On Co-Location

Having worked in a few distributed teams my experience has been that  with large disparate time zones, with people either getting up very early or having to stay in very late, working together can be very painful.

From my perspective working on complex, emergent solutions that require a lot of communication and free expression being co-located is the most conductive and least inhibiting way to work. Sure, on paper there are technical solutions for pretty much everything, though there is one thing they did not solve: Human nature.

From what I know Humans are “designed” to work best in direct interaction. Expressing, finding, establishing and maintaining shared values and a unified vision is something that has shown, at least for me, to be very time-consuming and costly trying to do it remotely.
Especially if you’re working with a new team the issues of trust, prejudices, fear of looking stupid and general unease can take weeks and months to be resolved, if they can be resolved at all.
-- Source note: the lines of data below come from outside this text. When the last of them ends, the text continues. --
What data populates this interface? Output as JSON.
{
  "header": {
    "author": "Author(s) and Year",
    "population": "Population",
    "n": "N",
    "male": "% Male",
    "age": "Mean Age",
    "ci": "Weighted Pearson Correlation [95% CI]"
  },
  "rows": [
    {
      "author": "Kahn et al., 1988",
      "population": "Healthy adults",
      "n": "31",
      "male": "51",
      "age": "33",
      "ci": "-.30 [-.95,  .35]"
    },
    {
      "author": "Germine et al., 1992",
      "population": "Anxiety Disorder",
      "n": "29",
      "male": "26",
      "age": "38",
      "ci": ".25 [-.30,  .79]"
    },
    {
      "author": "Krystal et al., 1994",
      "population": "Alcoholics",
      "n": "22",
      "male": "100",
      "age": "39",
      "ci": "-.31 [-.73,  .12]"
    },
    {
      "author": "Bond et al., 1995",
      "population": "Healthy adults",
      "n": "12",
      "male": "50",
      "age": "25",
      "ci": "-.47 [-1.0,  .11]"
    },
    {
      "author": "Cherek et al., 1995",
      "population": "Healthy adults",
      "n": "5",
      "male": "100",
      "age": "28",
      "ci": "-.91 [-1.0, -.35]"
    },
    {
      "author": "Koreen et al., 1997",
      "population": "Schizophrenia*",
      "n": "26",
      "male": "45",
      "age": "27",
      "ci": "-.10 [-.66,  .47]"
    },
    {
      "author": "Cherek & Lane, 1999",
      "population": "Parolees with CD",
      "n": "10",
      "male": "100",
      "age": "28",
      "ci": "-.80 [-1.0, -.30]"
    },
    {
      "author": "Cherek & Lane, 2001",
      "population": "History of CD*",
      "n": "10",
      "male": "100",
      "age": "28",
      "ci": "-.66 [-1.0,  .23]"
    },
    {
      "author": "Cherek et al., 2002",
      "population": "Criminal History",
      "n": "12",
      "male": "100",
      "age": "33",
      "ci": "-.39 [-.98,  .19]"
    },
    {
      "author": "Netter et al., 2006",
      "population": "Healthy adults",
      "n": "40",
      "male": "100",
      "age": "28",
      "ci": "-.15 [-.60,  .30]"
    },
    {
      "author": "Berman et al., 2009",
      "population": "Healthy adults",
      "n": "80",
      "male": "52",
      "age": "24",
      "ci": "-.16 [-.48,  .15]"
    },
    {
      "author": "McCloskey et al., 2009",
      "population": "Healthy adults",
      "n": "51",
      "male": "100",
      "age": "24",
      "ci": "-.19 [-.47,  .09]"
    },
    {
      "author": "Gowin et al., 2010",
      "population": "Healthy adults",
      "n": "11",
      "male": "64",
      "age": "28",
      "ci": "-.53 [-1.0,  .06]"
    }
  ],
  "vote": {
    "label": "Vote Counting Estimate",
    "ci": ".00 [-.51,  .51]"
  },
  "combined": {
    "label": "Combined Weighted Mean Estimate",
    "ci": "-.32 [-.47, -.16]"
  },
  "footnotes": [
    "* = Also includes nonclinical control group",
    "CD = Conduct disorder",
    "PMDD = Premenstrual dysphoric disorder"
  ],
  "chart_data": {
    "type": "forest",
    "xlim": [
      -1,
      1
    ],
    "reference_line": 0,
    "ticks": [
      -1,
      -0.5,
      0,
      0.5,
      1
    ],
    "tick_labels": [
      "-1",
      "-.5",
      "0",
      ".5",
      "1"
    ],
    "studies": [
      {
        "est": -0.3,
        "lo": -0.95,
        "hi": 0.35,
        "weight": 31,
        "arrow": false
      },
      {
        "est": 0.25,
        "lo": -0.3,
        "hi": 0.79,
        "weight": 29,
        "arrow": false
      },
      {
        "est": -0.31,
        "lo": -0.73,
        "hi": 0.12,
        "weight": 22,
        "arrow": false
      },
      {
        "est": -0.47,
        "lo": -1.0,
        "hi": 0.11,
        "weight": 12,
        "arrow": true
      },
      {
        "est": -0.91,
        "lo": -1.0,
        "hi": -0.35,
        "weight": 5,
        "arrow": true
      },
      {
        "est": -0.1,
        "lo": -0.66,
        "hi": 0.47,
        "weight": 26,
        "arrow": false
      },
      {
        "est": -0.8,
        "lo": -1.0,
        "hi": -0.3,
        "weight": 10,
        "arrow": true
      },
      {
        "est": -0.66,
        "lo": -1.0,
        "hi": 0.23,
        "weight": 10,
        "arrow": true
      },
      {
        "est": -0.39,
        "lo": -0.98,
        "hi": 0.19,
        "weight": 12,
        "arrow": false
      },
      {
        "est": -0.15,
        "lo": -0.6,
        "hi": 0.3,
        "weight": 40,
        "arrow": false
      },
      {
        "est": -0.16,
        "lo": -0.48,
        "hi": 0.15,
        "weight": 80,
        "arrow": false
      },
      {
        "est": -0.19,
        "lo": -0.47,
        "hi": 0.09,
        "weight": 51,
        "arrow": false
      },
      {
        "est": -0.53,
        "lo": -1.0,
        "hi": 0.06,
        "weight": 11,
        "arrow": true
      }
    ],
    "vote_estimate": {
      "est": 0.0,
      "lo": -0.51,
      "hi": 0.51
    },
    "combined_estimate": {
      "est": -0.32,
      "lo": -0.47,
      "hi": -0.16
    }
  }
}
I’ve been working with people remotely and had – despite honest efforts – severe communication and alignment problems. Then we finally met for a week of working co-located. And suddenly it clicked. It was the actual closeness, the direct face-to-face communication that broke barriers and tore down (hidden) misunderstandings that had been existent for months.

I look at current efforts (at least in my division) to co-locate teams and break up distributed structures. I see Design Thinking Workshops that emphasize high-energy, low-friction direct face-to-face interaction. I see the difference in my daily work between remote and co-located teams.

For me this tells me co-location is not a luxury but a necessity to fully unleash teams and employees potential. Companies that are driven by innovation, not lowest-cost, should use co-location as an investment to stay competitive. And I welcome any efforts towards this goal.